L'espace frontalier comme "terrain-laboratoire"
Au-delà de l'approche théorique, comment fait-on pour tenter d'étudier et de comprendre les relations frontalières ? Des recherches de "terrain" cela se passe comment ? Pour répondre à ces quelques questions, je vous invite à aller sur les pages consacrées aux recherches de terrain. Sur ces pages, vous trouverez quelques éléments d'introduction à la réflexion, mais aussi des éléments d'explication et d'analyse sur ce qui se passe au niveau des relations entre les difféentes populations et États.
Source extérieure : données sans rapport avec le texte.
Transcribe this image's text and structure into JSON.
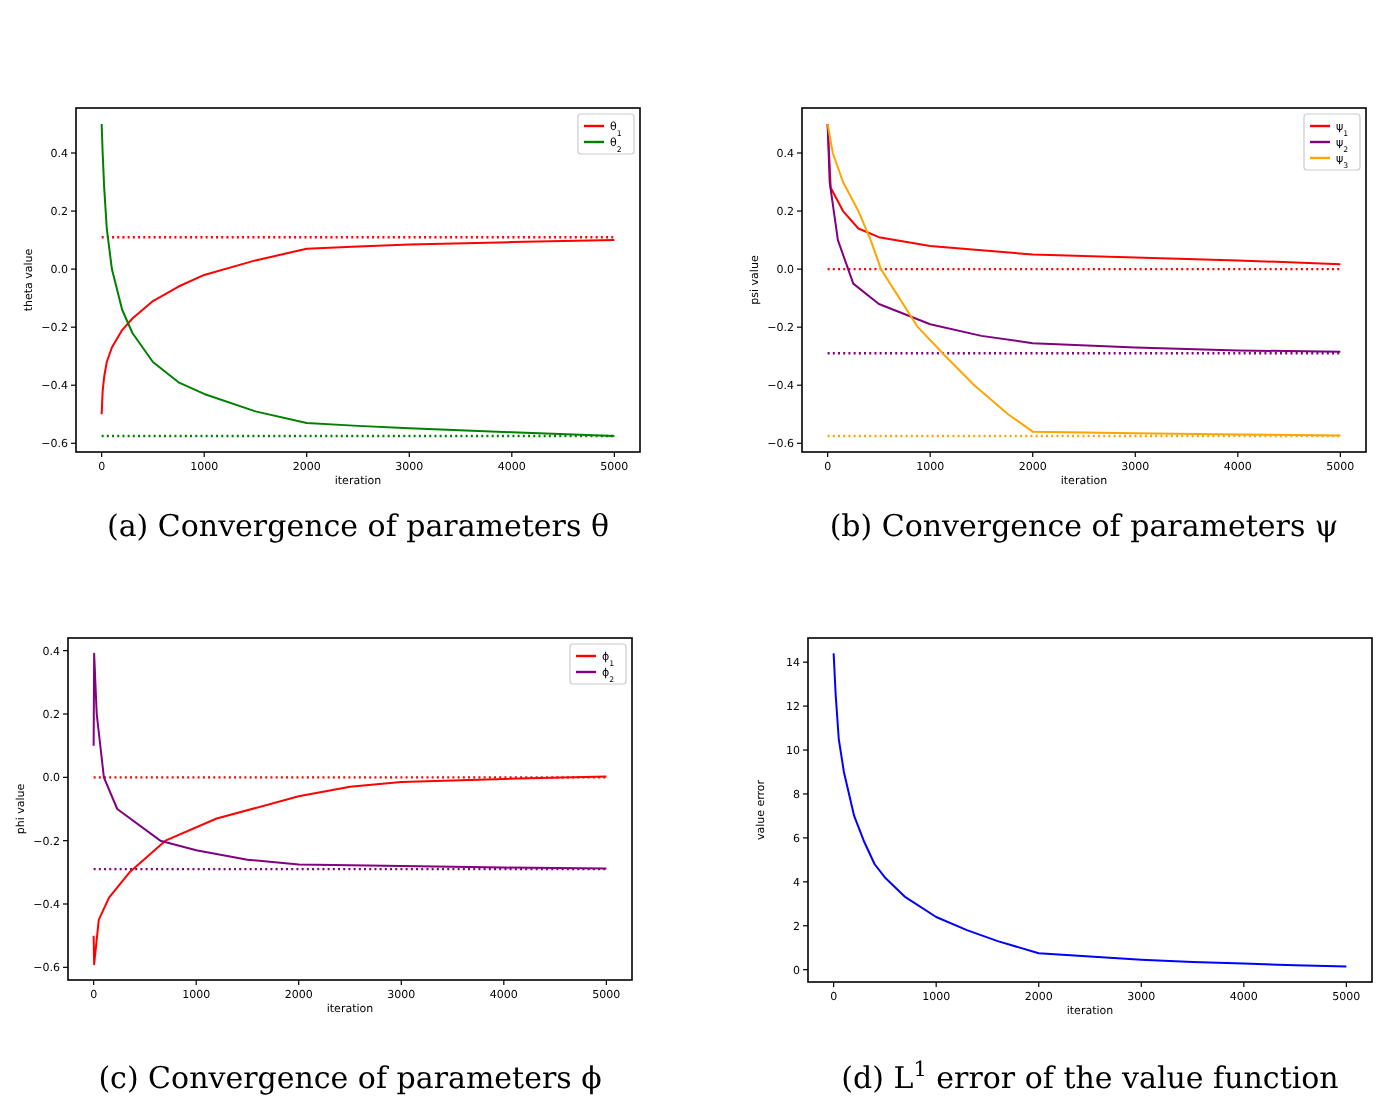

Les relations frontalières y sont abordées sous l'angle des rapports sociaux pris en compte dans leurs dimensions spatiale et temporelle afin de mieux comprendre la complexité des situations contemporaines.
La Galilée, paysage du sud du Liban.
© Fabien Guillot, 2001
Dans le cadre d’une recherche portant sur les relations frontalières et les rapports sociaux, la question du choix des terrains est fondamentale. Le choix des terrains est à mettre en lien avec les échelons d’analyses et avec la volonté d’aborder des exemples concrets, différents, pour avoir un spectre assez large F de situations sociales, politiques, culturelles et économiques.
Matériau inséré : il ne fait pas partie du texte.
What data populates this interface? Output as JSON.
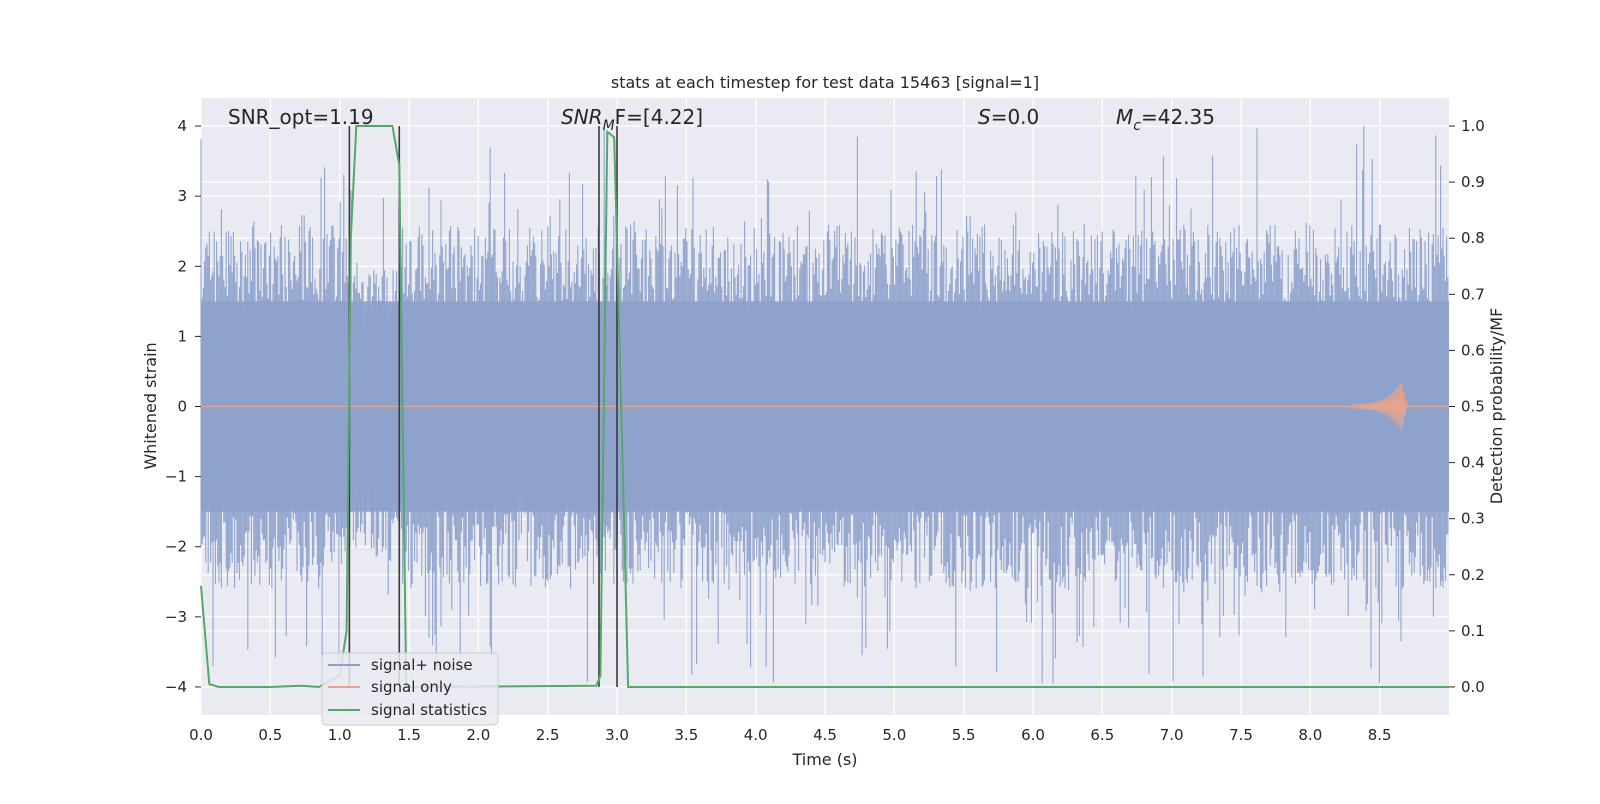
{
  "chart_data": {
    "type": "line",
    "title": "stats at each timestep for test data 15463 [signal=1]",
    "xlabel": "Time (s)",
    "ylabel_left": "Whitened strain",
    "ylabel_right": "Detection probability/MF",
    "xlim": [
      0.0,
      9.0
    ],
    "ylim_left": [
      -4.4,
      4.4
    ],
    "ylim_right": [
      -0.05,
      1.05
    ],
    "x_ticks": [
      "0.0",
      "0.5",
      "1.0",
      "1.5",
      "2.0",
      "2.5",
      "3.0",
      "3.5",
      "4.0",
      "4.5",
      "5.0",
      "5.5",
      "6.0",
      "6.5",
      "7.0",
      "7.5",
      "8.0",
      "8.5"
    ],
    "y_ticks_left": [
      "−4",
      "−3",
      "−2",
      "−1",
      "0",
      "1",
      "2",
      "3",
      "4"
    ],
    "y_ticks_right": [
      "0.0",
      "0.1",
      "0.2",
      "0.3",
      "0.4",
      "0.5",
      "0.6",
      "0.7",
      "0.8",
      "0.9",
      "1.0"
    ],
    "grid": true,
    "legend_position": "lower-left",
    "annotations": {
      "snr_opt": "SNR_opt=1.19",
      "snr_mf_main": "SNR",
      "snr_mf_sub": "M",
      "snr_mf_rest": "F=[4.22]",
      "s_italic": "S",
      "s_value": "=0.0",
      "mc_main": "M",
      "mc_sub": "c",
      "mc_value": "=42.35"
    },
    "series": [
      {
        "name": "signal+ noise",
        "color": "#8da0cb",
        "style": "noise band, whitened strain, amplitude mostly within ±2.5, peaks near ±4"
      },
      {
        "name": "signal only",
        "color": "#e5a48c",
        "x": [
          8.3,
          8.45,
          8.55,
          8.62,
          8.66,
          8.7
        ],
        "amplitude": [
          0.02,
          0.05,
          0.12,
          0.25,
          0.35,
          0.0
        ]
      },
      {
        "name": "signal statistics",
        "color": "#55a868",
        "x": [
          0.0,
          0.06,
          0.13,
          0.5,
          0.72,
          0.85,
          1.0,
          1.05,
          1.08,
          1.12,
          1.38,
          1.43,
          1.48,
          2.85,
          2.88,
          2.93,
          2.98,
          3.03,
          3.08,
          9.0
        ],
        "y": [
          0.18,
          0.005,
          0.0,
          0.0,
          0.002,
          0.0,
          0.02,
          0.1,
          0.8,
          1.0,
          1.0,
          0.93,
          0.0,
          0.002,
          0.02,
          0.99,
          0.98,
          0.5,
          0.0,
          0.0
        ]
      }
    ],
    "vertical_lines_x": [
      1.07,
      1.43,
      2.87,
      3.0
    ]
  }
}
Deux niveaux d’analyse principaux sont à prendre en compte : premier niveau, celui des États que l’on peut appeler échelle macro et qui renvoie à la géopolitique et aux relations internationales et, second niveau, celui des acteurs localisés à une échelle micro, où l’approche de géographie sociale a été plus spécifiquement mobilisée. C’est principalement ce second niveau qui représente le cœur de ce travail de recherche, non sans au préalable l’avoir relié au contexte global afin de limiter l’effet disjonctif que les découpages scalaires peuvent produire dès lors que les différents niveaux d’analyse ne sont pas articulés ou emboîtés.
Autre point à développer : les « terrains laboratoires », c’est-à-dire les terrains d’étude sur lesquels ont été collectées les données, effectués les entretiens et les observations.
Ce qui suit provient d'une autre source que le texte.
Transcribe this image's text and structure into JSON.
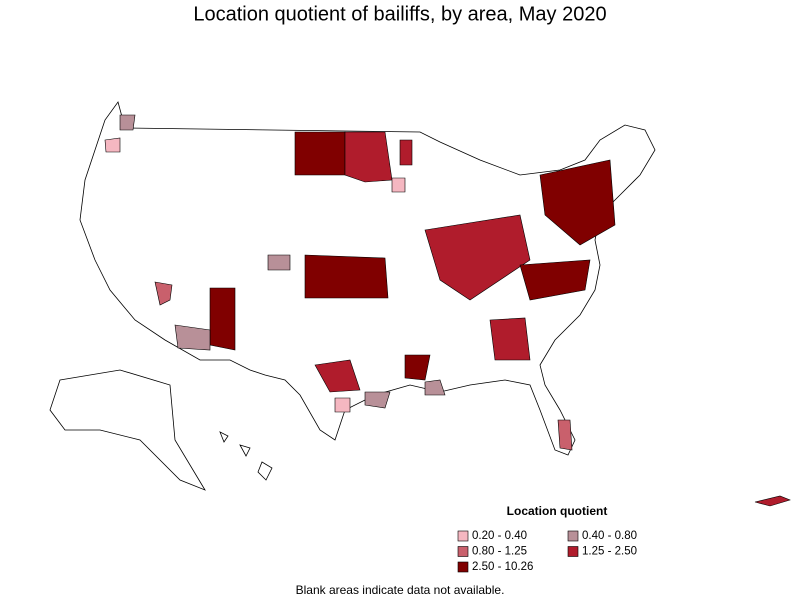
{
  "title": "Location quotient of bailiffs, by area, May 2020",
  "legend": {
    "title": "Location quotient",
    "items": [
      {
        "label": "0.20 - 0.40",
        "color": "#f5b7c1"
      },
      {
        "label": "0.40 - 0.80",
        "color": "#b89098"
      },
      {
        "label": "0.80 - 1.25",
        "color": "#c9606c"
      },
      {
        "label": "1.25 - 2.50",
        "color": "#b01c2c"
      },
      {
        "label": "2.50 - 10.26",
        "color": "#800000"
      }
    ]
  },
  "footnote": "Blank areas indicate data not available."
}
Le but est d’accéder à des réalités frontalières plurielles où les différences et les inégalités se font jour, elles offrent une vision assez large de ce que l’on peut rencontrer à l’échelle plus petite. Il y a là aussi la volonté d’avoir une diversité empirique pour mener ce travail de recherche.
Trois zones géographiques ont été choisies. Et, dans chacune d’elles, des « terrains-laboratoires » ont fait l’objet de recherches plus spécifiques, auprès des populations et des acteurs, de manière générale, de ces pays où régions. Ces terrains se situent au Proche-Orient avec les exemples du Liban, d’Israël et des Territoires palestiniens. Une autre partie se concentre sur la situation au sud de l’Europe méditerranéenne (Sud-est de l’Espagne), aux marges de l’espace Schengen, avec l’exemple des relations entre le Maroc et l’Espagne au niveau de Ceuta. Enfin, une dernière zone est étudiée, celle de la frontière entre les États-Unis et le Mexique, dans la partie Est de la frontière au niveau du sud du Texas et de l’État mexicain de Tamaulipas.
C’est sur ces différents terrains-laboratoires que se concentrent les observations et analyses, sur lesquels les données ont été recueillies, les entretiens menés. Ils représentent les échelons locaux des analyses, les points d’ancrage en quelque sorte, à partir desquels se structurent les réflexions plus régionales et internationales.